The 63-year-old British-born opera director is also currently the Intendant of Bregenz Festival in Austria, a position that he will continue to hold until his contract ends in 2013.
Pountney’s Bregenz Festival productions have included three operas for the vast outdoor stage on the lake (The Flying Dutchman, Nabucco and Fidelio), as well as other productions by Martinů, Rimsky-Korsakov and Mieczyslaw Weinberg for the indoor theatre.
Mexican-born composer Daniel Catán dies, aged 62
28 April 2011, Pasadena, US
Composer, Daniel Catán(Photo: Elizabeth Beristain)
The Mexican-born composer Daniel Catán has died of a heart attack, aged 62.
Known for bringing Spanish-language operas into the international repertory, Catán cultivated a lyrical, neo-Romantic style that was at odds with the ultra-Modernism of his former teacher, Milton Babbitt.
His works for stage culminated in last year’s hugely successful world premiere of Il Postino at LA Opera, starring Plácido Domingo as the poet, Pablo Neruda.
Born in Mexico City to a family of Sephardic Jewish and Russian descent, Catán studied Philosophy at the University of Sussex, UK, before enrolling in Princeton as a PhD student in composition.
His breakthrough came in 1996 with Florencia en El Amazonas (Florence in the Amazon), an adaptation of Gabriel García Márquez’s Love in the Time of Cholera. Premiered at Houston Grand Opera, this was the first Spanish-language opera to be commissioned by a major American opera house.
Salsipuedes, a Tale of Love, War, and Anchovies followed in 2004, featuring a libretto by the Mexican Nobel prizewinner, Octavio Paz. But Catán's biggest hit was undoubtedly Il Postino – a “delicately lovely score” (Opera Now) that played to sold-out houses at its Los Angeles premiere in 2010.
Catán is reported to have been working on a new opera at the time of his death.

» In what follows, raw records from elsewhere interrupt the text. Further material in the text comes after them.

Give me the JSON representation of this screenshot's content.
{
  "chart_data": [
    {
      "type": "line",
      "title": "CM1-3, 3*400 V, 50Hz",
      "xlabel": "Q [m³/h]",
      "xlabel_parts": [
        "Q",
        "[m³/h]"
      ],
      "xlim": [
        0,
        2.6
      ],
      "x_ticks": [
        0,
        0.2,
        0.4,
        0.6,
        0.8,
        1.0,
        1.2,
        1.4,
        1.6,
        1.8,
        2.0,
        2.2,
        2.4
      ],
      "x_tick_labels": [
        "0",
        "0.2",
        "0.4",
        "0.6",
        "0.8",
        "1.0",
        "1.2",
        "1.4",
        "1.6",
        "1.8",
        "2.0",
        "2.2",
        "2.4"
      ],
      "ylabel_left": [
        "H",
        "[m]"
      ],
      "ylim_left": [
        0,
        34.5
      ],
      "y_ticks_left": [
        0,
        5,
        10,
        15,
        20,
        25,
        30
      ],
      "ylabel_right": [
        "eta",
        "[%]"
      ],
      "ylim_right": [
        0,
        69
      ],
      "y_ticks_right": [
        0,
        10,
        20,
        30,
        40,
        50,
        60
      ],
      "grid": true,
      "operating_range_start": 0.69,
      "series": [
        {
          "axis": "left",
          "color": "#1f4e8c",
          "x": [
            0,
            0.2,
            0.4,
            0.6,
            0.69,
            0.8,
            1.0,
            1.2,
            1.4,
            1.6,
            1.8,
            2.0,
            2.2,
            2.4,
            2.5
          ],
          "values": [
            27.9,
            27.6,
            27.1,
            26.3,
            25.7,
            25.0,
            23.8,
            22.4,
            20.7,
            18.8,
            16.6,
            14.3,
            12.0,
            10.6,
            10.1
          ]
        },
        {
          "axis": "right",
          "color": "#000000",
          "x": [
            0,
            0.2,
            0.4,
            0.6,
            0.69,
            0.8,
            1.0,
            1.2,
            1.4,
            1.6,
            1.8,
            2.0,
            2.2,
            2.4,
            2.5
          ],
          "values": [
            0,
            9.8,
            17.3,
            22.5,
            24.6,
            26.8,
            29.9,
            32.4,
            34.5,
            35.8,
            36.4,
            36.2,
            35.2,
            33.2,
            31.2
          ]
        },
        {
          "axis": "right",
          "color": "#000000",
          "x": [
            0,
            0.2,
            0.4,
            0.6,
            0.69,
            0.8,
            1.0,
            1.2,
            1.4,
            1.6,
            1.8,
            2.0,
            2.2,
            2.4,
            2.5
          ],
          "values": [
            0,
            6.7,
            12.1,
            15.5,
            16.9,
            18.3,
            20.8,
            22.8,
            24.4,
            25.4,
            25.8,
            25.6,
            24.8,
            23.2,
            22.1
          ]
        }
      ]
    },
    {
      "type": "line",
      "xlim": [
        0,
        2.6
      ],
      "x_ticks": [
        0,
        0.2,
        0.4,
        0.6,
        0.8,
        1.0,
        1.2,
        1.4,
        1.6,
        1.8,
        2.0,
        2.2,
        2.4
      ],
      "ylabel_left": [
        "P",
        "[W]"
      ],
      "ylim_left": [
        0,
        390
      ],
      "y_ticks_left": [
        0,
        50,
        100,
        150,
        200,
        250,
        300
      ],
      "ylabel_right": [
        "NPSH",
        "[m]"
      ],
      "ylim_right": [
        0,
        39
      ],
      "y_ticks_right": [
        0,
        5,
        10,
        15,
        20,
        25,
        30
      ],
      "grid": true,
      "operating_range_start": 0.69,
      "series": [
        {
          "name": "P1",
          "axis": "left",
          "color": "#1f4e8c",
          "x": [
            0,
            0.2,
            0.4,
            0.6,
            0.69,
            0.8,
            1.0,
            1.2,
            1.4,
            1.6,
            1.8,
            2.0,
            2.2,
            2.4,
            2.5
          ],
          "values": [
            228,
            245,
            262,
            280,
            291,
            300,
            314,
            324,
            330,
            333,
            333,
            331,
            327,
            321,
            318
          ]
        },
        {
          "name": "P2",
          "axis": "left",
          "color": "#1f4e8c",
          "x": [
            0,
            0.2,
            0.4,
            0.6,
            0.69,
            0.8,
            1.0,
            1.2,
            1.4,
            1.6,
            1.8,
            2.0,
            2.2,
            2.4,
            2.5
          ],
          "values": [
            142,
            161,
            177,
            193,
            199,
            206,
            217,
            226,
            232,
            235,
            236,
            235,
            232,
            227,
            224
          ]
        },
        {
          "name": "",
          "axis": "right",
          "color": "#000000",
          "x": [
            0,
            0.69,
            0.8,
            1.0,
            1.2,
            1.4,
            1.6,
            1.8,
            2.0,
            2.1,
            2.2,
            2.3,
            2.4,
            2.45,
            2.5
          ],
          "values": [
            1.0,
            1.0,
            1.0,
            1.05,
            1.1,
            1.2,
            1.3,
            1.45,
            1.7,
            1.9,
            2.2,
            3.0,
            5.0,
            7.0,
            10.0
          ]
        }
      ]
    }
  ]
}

Daniel Catán’s Il Postino will receive four performances at the Théâtre du Châtelet in Paris between 20 and 30 June 2011.
- Daniel Catán, composer, born 3 April 1949; died 8 April 2011
- World Premiere - Daniel Catán's Il Postino at LA Opera
Lyric Opera of Chicago names new general director
26 April 2011, Chicago, US
Anthony Freud(Photo: Steve Henry)
The Lyric Opera of Chicago has appointed Anthony Freud as the company’s new general director, effective from 1 October 2011.
The 57-year-old Brit is currently the general director of Houston Grand Opera.
He succeeds William Mason, under whose 13-year leadership the Lyric Opera has become one of the most artistically respected companies in the world.
Speaking to the Chicago Tribune last week, Freud said: “I’m both honoured and thrilled [by this appointment]. One of the things that excites me most is the opportunity to get to know both the company and the city. I emphatically don’t believe in a generic opera company serving a generic city. Ultimately each company has to identify how it can do the best possible job for its audience and its city, taking its own characteristics into account.”
With 17 years of experience as a general director, Freud is a widely respected figure on the international opera scene. He led Welsh National Opera from 1994 to 2005, and in his present role has helped to strengthen Houston’s reputation for commissioning and producing new works, as well as establishing the company’s education and community initiative, HGOco.